Delivering vaccines is hard work. One of the hardest—and least-discussed—problems of vaccination is the cold chain, the challenge of keeping a vaccine at cold temperatures all the way from production, through shipping to a given country, through local delivery to a health clinic, and finally delivery into someone's body. As we continue World Immunization Week, let's dig in to this slightly geeky technical problem—one that literally means the difference between life and death.
Why Keep Vaccines Cold?
While some vaccines are stable at a relatively wide range of temperatures (some as hot as 40° C), most vaccines must be kept cold in order to maintain their potency. What's more, some vaccines must be kept in a strictly controlled range of temperatures (typically 2°-8° C) or they go bad. Temperatures too cold or too warm can cause a dose of vaccine to lose its "immunogenicity," or its ability to affect the human immune system.
There's a related problem here: Some vaccines that are able to be exposed to higher temperatures are not labeled as such. This causes workers to refrigerate those vaccines unnecessarily (treating all of them the same), which is a waste of energy.
Why Is This A Challenge?
Almost 50% of health posts providing vaccines have no (or very minimal) access to the power grid. Without grid power, it's hard to have reliable refrigeration (and even if you have grid power, in some parts of the world that means lots of outages—which can be hard on a refrigeration unit).
Transporting cold vaccines to remote areas and then storing them properly in those locations are both serious problems due to the general lack of reliable electricity for cooling. In some parts of the world, we're talking about literally packing a foam cooler with ice and vaccine, then carrying that cooler to a village.
To compound the cold chain's core logistical challenge, we are now able to vaccinate children against more diseases than ever. This is great! But more kinds of vaccines means more vaccine volume to carry around and keep cold. One estimate shows that the volume of vaccine per child has gone from 50cm3 in 1980 to 200cm3 in 2010. That's a fourfold increase in vaccine volume per child, to protect against roughly 2.5 times the number of diseases over the same time period.

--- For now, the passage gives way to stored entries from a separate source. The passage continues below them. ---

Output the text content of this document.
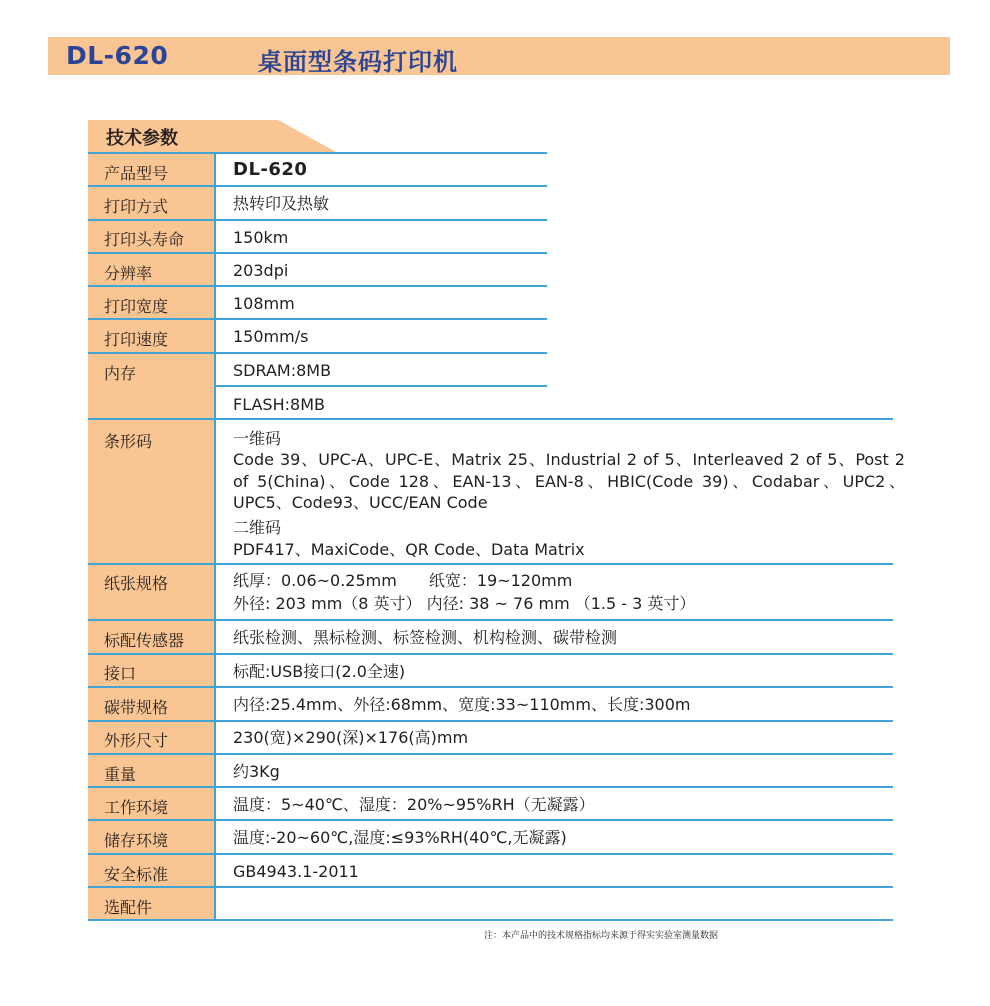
DL-620	桌面型条码打印机
技术参数
产品型号	DL-620
打印方式	热转印及热敏
打印头寿命	150km
分辨率	203dpi
打印宽度	108mm
打印速度	150mm/s
内存	SDRAM:8MB
FLASH:8MB
条形码	一维码
Code 39、UPC-A、UPC-E、Matrix 25、Industrial 2 of 5、Interleaved 2 of 5、Post 2 of 5(China)、Code 128、EAN-13、EAN-8、HBIC(Code 39)、Codabar、UPC2、UPC5、Code93、UCC/EAN Code
二维码
PDF417、MaxiCode、QR Code、Data Matrix
纸张规格	纸厚：0.06~0.25mm　　纸宽：19~120mm
外径: 203 mm（8 英寸） 内径: 38 ~ 76 mm （1.5 - 3 英寸）
标配传感器	纸张检测、黑标检测、标签检测、机构检测、碳带检测
接口	标配:USB接口(2.0全速)
碳带规格	内径:25.4mm、外径:68mm、宽度:33~110mm、长度:300m
外形尺寸	230(宽)×290(深)×176(高)mm
重量	约3Kg
工作环境	温度：5~40℃、湿度：20%~95%RH（无凝露）
储存环境	温度:-20~60℃,湿度:≤93%RH(40℃,无凝露)
安全标准	GB4943.1-2011
选配件
注：本产品中的技术规格指标均来源于得实实验室测量数据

The best solution to this problem would be the development of vaccines that do not require refrigeration. While work is underway, it may not be possible for certain kinds of vaccines, and even if it becomes possible, that doesn't solve any problems today; the R&D is years out. But, for the record, "thermostable" vaccines are what we hope for down the road—along with better labeling of the ones we have today.
There are also interesting technological solutions in testing. The simplest is a "passive long-term cooler," which you may know better as "a really big, beefy Thermos©-style container." When you make the leap from traditional "tailgate party cooler full of ice" to a precisely engineered vacuum flask, you can extend the cold storage from a matter of hours to an entire month with no power. This is huge, it's cheap, and it's simple. (On the hand, it does require ice...which typically requires refrigeration to create.)

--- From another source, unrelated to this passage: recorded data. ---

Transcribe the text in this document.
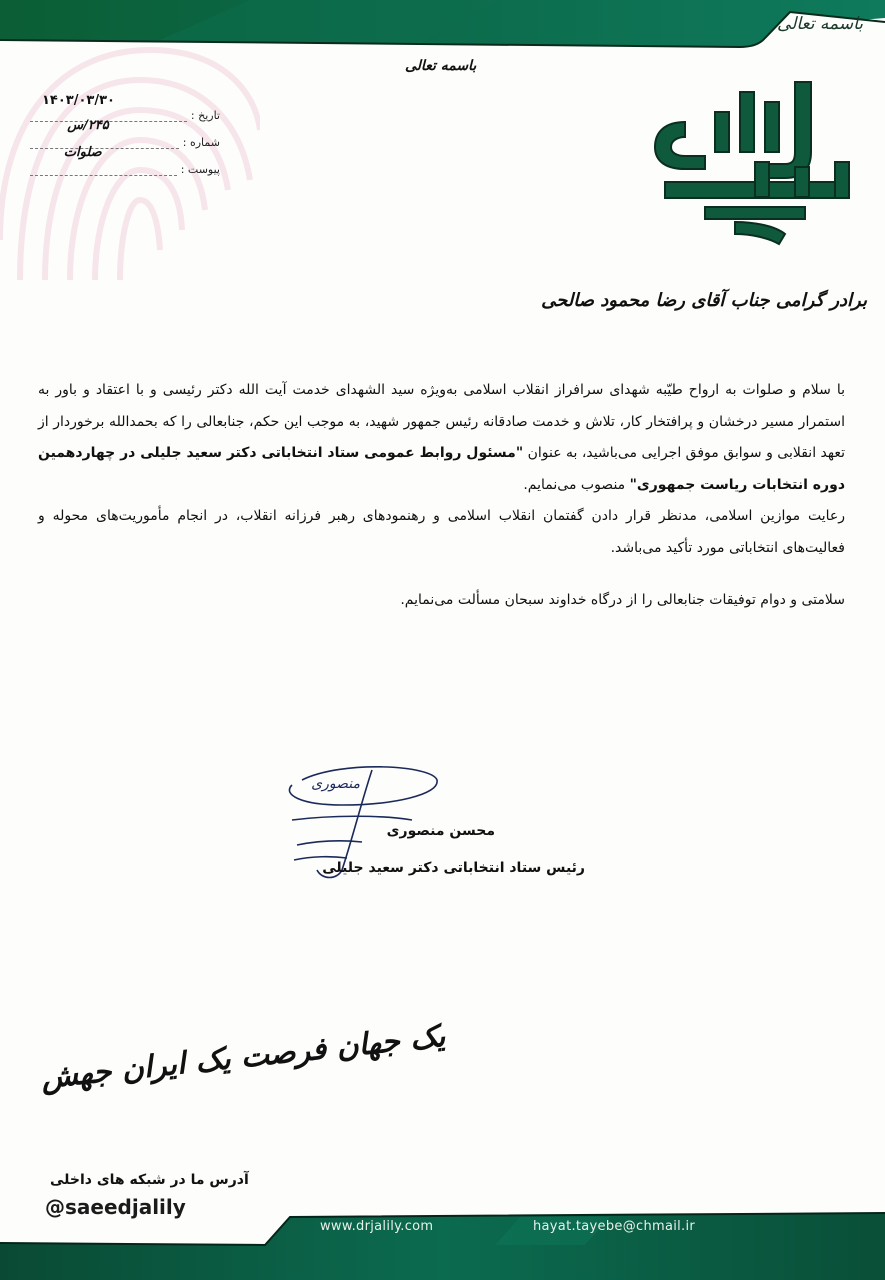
باسمه تعالی
باسمه تعالی
۱۴۰۳/۰۳/۳۰
تاریخ :
شماره :
۲۴۵/س
پیوست :
صلوات
برادر گرامی جناب آقای رضا محمود صالحی

با سلام و صلوات به ارواح طیّبه شهدای سرافراز انقلاب اسلامی به‌ویژه سید الشهدای خدمت آیت الله دکتر رئیسی و با اعتقاد و باور به استمرار مسیر درخشان و پرافتخار کار، تلاش و خدمت صادقانه رئیس جمهور شهید، به موجب این حکم، جنابعالی را که بحمدالله برخوردار از تعهد انقلابی و سوابق موفق اجرایی می‌باشید، به عنوان "مسئول روابط عمومی ستاد انتخاباتی دکتر سعید جلیلی در چهاردهمین دوره انتخابات ریاست جمهوری" منصوب می‌نمایم.

رعایت موازین اسلامی، مدنظر قرار دادن گفتمان انقلاب اسلامی و رهنمودهای رهبر فرزانه انقلاب، در انجام مأموریت‌های محوله و فعالیت‌های انتخاباتی مورد تأکید می‌باشد.

سلامتی و دوام توفیقات جنابعالی را از درگاه خداوند سبحان مسألت می‌نمایم.

منصوری
محسن منصوری
رئیس ستاد انتخاباتی دکتر سعید جلیلی
یک جهان فرصت یک ایران جهش
آدرس ما در شبکه های داخلی
@saeedjalily
www.drjalily.com	hayat.tayebe@chmail.ir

Another approach for health posts without grid power is a Solar Direct Drive. These devices use solar power to drive a compressor, creating ice, then store power in the ice rather than in a battery. This is more resilient to power losses than a traditional refrigerator or battery pack, and a large block of ice can keep the system cool for up to five days even if solar input is low or nonexistent (for instance, on cloudy days).
The final technological solution in the pipeline is Ice-Lined Refrigerators (ILRs). These exist today, but improvements to the basic technology could mean these refrigerators could operate on about 8 hours of grid power per day, and still keep vaccines in the required cool range for several days in the event of a power failure.
The cold chain is a logistical problem with many inputs. To improve its performance, we have to think about all sides of the problem: improved vaccines (ideally requiring less refrigeration or less volume); improved refrigeration (requiring less or no power); and improved delivery systems (only deliver the needed amount of a vaccine to a given area "just in time," reducing the need for local storage off the grid). All of these elements are in play.
In a recent pilot program in Nigeria's Lagos State, all these elements were addressed. At the beginning of the trial, half the district health posts had inadequate vaccine stock on hand; at the end, all were properly stocked. After the program, pentavalent vaccination rates had risen by 15% within just one month. (The "penta" vaccine protects against five diseases: diphtheria-tetanus-pertussis (DTP), hepatitis B, and Haemophilius influenzae type B.) Nigeria is just one of three countries (the others being Afghanistian and Pakistan) in which polio is still endemic, so improvements to vaccination there are key to beating polio.
The take-away: by tackling the cold chain problem from multiple angles, we can improve delivery of vaccines, reduce waste, and save both lives and money. That's a goal worth fighting for.